Susquehanna Health has earned the largest custom incentive to date from PPL Electric Utilities for making energy-efficient improvements to help the health care system save energy and money. The $500,000 incentive will be used to reduce the utility expense in the current fiscal year.
In 2010, Susquehanna Health installed a 1,900-kilowatt combined heat and power system cogenerator unit at Williamsport Regional Medical Center, which saved more than 10 million kilowatt hours of electricity in 2011, Rita Spangler, vice president of Facility Development at Susquehanna Health, said.
The savings is roughly equivalent to the annual usage of 800 residential homes and equals almost $750,000.
Williamsport Regional Medical Center electrician Jack Corson explains how the cogenerator behind him to the right works to produce electricity for the facility.
The cogenerator cost $3.4 million, which will be made back in a few years from energy savings.
While saving money is important, Spangler said, having backup power sources is important in case of a power outage.
"When you run a hospital, you still can suffer from a power outage," she said. "Things happen. You need the power to keep people on life support."
By having multiple power sources, it ensures the patients in the building are safe.
Being energy efficient is important to Spangler and to Susquehanna Health, she said.

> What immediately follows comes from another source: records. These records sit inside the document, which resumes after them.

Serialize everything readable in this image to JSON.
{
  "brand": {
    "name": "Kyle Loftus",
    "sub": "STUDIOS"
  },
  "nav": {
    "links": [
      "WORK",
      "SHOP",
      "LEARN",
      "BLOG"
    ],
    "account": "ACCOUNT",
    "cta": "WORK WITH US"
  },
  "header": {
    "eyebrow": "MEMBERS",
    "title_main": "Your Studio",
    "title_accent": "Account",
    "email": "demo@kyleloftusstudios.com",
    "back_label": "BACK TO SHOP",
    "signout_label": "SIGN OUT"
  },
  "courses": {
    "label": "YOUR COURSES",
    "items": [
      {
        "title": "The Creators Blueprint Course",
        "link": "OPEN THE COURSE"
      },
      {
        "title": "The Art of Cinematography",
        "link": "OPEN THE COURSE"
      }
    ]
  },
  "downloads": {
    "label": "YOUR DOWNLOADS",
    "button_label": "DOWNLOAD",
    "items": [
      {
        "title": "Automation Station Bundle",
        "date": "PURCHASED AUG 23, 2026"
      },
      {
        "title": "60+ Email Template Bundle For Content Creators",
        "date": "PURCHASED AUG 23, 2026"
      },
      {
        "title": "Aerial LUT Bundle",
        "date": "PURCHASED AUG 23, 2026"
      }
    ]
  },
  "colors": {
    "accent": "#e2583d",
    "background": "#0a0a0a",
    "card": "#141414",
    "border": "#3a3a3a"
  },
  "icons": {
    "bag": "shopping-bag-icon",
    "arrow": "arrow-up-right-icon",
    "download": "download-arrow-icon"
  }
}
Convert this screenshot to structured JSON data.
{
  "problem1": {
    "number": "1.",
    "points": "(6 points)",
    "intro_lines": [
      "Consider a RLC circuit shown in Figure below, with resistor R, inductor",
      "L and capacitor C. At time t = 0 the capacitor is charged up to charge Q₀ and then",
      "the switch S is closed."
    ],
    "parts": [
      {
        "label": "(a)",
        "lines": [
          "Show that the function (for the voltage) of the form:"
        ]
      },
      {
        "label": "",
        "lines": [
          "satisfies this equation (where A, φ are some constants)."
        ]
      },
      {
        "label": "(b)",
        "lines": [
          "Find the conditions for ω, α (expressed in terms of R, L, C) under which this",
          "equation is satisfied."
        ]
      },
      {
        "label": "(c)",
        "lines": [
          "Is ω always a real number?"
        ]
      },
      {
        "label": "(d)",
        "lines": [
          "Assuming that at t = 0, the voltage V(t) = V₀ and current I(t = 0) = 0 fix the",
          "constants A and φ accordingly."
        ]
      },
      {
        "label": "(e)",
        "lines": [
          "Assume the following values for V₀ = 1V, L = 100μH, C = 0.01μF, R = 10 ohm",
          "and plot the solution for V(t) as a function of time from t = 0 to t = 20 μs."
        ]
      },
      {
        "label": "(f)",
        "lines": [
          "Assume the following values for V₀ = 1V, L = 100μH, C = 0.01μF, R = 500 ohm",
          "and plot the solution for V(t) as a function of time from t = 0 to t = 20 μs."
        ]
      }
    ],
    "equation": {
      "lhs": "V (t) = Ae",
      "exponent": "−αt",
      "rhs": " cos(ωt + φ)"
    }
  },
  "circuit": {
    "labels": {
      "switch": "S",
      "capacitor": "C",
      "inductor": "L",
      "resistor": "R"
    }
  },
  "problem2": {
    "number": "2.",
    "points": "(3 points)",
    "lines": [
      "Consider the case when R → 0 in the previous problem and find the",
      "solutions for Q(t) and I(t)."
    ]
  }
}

"The health system is taking green initiatives very seriously," Spangler said.
Anything that allows for "going green" will help reduce the health center's carbon footprint, but she said there needs to be a balance between energy savings and taking care of patients.
If there are any problems with the cogenerator, the computer will shut it down immediately so PPL can analyze it for problems, Jack Corson, an electrician at the medical center, said. One of the backup power sources then can take over to make sure the power does not stay off.
"It's a lot more inexpensive than (hiring) an electrician," Corson said.
Since the power sources are backed up, he said it really has worked out so far.
The $500,000 was part of the utility's E-power Custom Incentive Program for government, non-profit and institutional customers. The PPL program provides financial incentives for extensive energy-efficiency projects, retro-commissioning, equipment optimization, and operational and process improvements that result in cost-effective, measurable electrical energy savings but are not covered by other PPL Electric Utilities E-power energy-efficiency programs.
"Susquehanna Health's proactive approach to reducing electricity consumption should be applauded," said Scott Reilly, key account manager for PPL Electric Utilities. "By taking advantage of E-power programs, businesses and institutions like Susquehanna Health can offset the costs of their energy-saving investment and use less electricity. Put these two factors together and they can add up to significant savings."